Grid reliability demands a plan, as the next decade will come to be swarmed with EVs of all sizes plugging into charging stations at home, at work and along transportation routes. Already, EV Hub reports about 1.5 million EVs are on the road in the U.S. PNNL noted that the overall power system could handle about 24 million EVs through 2028, but that once things hit a tipping point of around 30 million EVs, the situation would deteriorate. For localities, things could crumble even sooner.

“While we don’t know exactly when the tipping point will happen, fleets of fast-charging vehicles are going to change how cities and utilities manage their electricity infrastructure” Michael Kintner-Meyer, electrical systems engineer in PNNL’s Electricity Infrastructure group and the study’s lead author, said. “It’s not a question of if, but when.”

For their analysis, researchers considered factors other studies have not, including electric delivery and hauler trucks and smart EV charging strategies. They drew their grid capacity data from the Western Electricity Coordinating Council. What they determined was that grid planning doesn’t factor in a mass influx of EVs, meaning that one day a duck curve could emerge that drives up electricity costs and sends voltage plummeting.

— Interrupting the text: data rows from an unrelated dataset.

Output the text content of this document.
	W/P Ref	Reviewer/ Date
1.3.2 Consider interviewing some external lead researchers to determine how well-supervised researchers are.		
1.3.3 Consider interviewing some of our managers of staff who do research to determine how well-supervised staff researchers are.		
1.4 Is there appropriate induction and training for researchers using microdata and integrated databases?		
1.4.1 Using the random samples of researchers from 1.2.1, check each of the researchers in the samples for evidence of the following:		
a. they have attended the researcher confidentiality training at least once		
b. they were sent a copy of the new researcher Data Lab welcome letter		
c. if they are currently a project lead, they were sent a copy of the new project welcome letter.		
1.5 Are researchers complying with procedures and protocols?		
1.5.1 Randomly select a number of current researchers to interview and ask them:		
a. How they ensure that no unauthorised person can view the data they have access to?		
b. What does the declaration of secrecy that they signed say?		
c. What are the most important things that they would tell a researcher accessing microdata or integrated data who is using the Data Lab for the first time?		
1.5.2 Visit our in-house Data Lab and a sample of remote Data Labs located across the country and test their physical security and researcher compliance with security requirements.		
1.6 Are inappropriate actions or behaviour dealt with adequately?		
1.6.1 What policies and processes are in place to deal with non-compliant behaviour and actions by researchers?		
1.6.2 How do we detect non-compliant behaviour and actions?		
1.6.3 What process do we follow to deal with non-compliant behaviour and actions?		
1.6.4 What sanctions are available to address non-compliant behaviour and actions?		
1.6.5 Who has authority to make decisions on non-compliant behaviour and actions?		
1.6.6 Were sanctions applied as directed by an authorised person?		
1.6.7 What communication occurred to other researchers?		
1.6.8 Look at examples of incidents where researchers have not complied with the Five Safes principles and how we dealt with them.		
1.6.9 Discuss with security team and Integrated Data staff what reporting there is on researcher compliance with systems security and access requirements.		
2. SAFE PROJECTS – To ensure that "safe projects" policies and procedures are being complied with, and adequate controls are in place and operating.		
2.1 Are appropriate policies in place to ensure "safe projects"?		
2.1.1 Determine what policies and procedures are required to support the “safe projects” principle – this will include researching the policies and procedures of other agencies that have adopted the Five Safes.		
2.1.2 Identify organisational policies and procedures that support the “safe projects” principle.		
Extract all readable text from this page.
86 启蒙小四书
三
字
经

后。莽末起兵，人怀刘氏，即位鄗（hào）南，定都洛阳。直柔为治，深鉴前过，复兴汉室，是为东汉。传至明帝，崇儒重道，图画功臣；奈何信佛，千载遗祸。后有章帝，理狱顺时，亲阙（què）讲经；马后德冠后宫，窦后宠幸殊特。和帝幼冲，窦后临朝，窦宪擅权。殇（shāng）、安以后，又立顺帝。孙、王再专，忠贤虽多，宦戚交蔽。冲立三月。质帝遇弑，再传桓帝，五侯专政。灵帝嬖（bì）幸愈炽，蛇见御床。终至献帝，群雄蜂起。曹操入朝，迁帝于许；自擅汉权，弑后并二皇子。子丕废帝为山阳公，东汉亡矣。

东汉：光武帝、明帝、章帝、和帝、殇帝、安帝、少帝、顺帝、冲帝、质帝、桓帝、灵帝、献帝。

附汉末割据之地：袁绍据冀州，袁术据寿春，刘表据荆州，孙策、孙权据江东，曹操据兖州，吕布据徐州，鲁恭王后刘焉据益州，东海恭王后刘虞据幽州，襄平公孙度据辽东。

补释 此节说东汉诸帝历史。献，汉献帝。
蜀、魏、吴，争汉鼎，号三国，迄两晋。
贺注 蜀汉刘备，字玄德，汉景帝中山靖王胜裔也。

A duck curve is a 24 hour load on the power system wherein mornings see moderate loads, days experience low loads and high loads hit at night when people get home from work. Traditionally, this is seen in heavy solar areas, but such severe swings could follow EVs, too, if areas don’t follow charging strategies that call for avoiding charging during peak hours in the morning and early evening. Fast-charging EVs can pull as much from the grid as up to 50 homes, perhaps furthering the danger.

In a series of scenarios, researchers found that bottlenecks would appear most in areas of California, owing to the growth of fast-charging cars and commercial fleets of electric trucks.

“Some cities are already looking into intelligent controls and other ways to modify their distribution systems and operations,” Dennis Stiles, who oversees PNNL’s energy efficiency and renewable energy research portfolio, said. “The key is to figure out now how to avoid large capital outlays in the future. Adding a new transformer here and there is a lot different than a substation overhaul.”

PNNL researchers intend to conduct a follow-up study examining ways to integrate EVs into local and regional power distribution systems.